Gigi's smile faded. "And then, she left. My daughter, Akahana, left. Said she was going into hiding so she could raise you for as long as possible before the Establishment found out." She held out her hand. "Which brings me to this." The pocket watch dangled. "Take it." Her hand shook from the weight of the gold. "Take it. It's yours. It was delivered to me after your mother's death. K.V. It must've belonged to your father."

Ash reached out, more to steady Gigi's shaking hand than to take the pocket watch. When it dropped into her palm, the cool familiarity of it as like a jolt to the heart, a defibrillator fusing the flashes of dream memories to form a picture of her life before the electrocutions.

It all made sense. She knew it was true. Everything the old woman had said was true.

"Gigi..." she began. "What happened to..." My mother.Her mouth refused to form the word.

But the old woman had closed her eyes. Her lids bulged and flicked as her eyes dreamt behind them.
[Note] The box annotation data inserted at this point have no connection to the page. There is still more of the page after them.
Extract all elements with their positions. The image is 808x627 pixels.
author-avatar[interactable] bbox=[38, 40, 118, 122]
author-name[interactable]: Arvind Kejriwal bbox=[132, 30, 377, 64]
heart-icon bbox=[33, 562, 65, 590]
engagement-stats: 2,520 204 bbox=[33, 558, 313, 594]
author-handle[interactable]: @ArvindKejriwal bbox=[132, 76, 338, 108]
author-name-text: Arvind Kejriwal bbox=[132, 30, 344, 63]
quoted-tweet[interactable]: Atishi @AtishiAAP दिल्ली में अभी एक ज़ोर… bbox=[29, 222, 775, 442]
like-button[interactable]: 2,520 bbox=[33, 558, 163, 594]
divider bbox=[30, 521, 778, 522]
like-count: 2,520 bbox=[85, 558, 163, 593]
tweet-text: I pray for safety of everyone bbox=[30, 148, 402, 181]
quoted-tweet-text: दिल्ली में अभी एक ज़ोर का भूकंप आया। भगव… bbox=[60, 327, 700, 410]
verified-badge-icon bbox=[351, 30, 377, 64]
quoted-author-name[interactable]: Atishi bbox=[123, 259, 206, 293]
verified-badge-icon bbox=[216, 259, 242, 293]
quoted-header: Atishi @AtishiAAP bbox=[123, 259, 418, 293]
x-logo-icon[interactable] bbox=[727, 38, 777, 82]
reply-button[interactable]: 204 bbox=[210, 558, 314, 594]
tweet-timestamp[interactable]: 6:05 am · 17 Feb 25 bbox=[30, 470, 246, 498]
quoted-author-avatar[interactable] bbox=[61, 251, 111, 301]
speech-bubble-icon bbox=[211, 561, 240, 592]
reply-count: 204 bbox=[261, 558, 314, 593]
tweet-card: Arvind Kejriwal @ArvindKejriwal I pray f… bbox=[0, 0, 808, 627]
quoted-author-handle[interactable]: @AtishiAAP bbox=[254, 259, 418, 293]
Her breathing became slow and steady, the tense bunches around her lips smoothing like an iron pressed sheet.

"Gigi?" Helplessly, Ash watched the old woman's breathing deepen. If Gigi's daughter was her mother, then that would make Gigi... Her grandmother. The realisation struck her with the force of an anvil.

Her grandmother's breathing turned to soft snores.

Reconciling Gigi's damaged face with the one from her memory wasn't easy. She stayed for some time, just drawing the lines of the old woman's face and trying to picture it as it had been in her youth. If she squinted hard and turned her head to one side, she thought there might be a resemblance between them. Gigi had the same almond-shaped eyes, though they dragged at the edges with age. She had the same hands, small with long fingers, slightly knobbly about the knuckles.

She wondered what her mother looked like.

She strung the pocket watch around her neck by the chain and felt it tick against her heart. In all the confusion of learning of and remembering a long lost family, Gigi had reminded her of someone who hadn't yet been lost, of someone whose memory was as solid as the ground beneath her feet.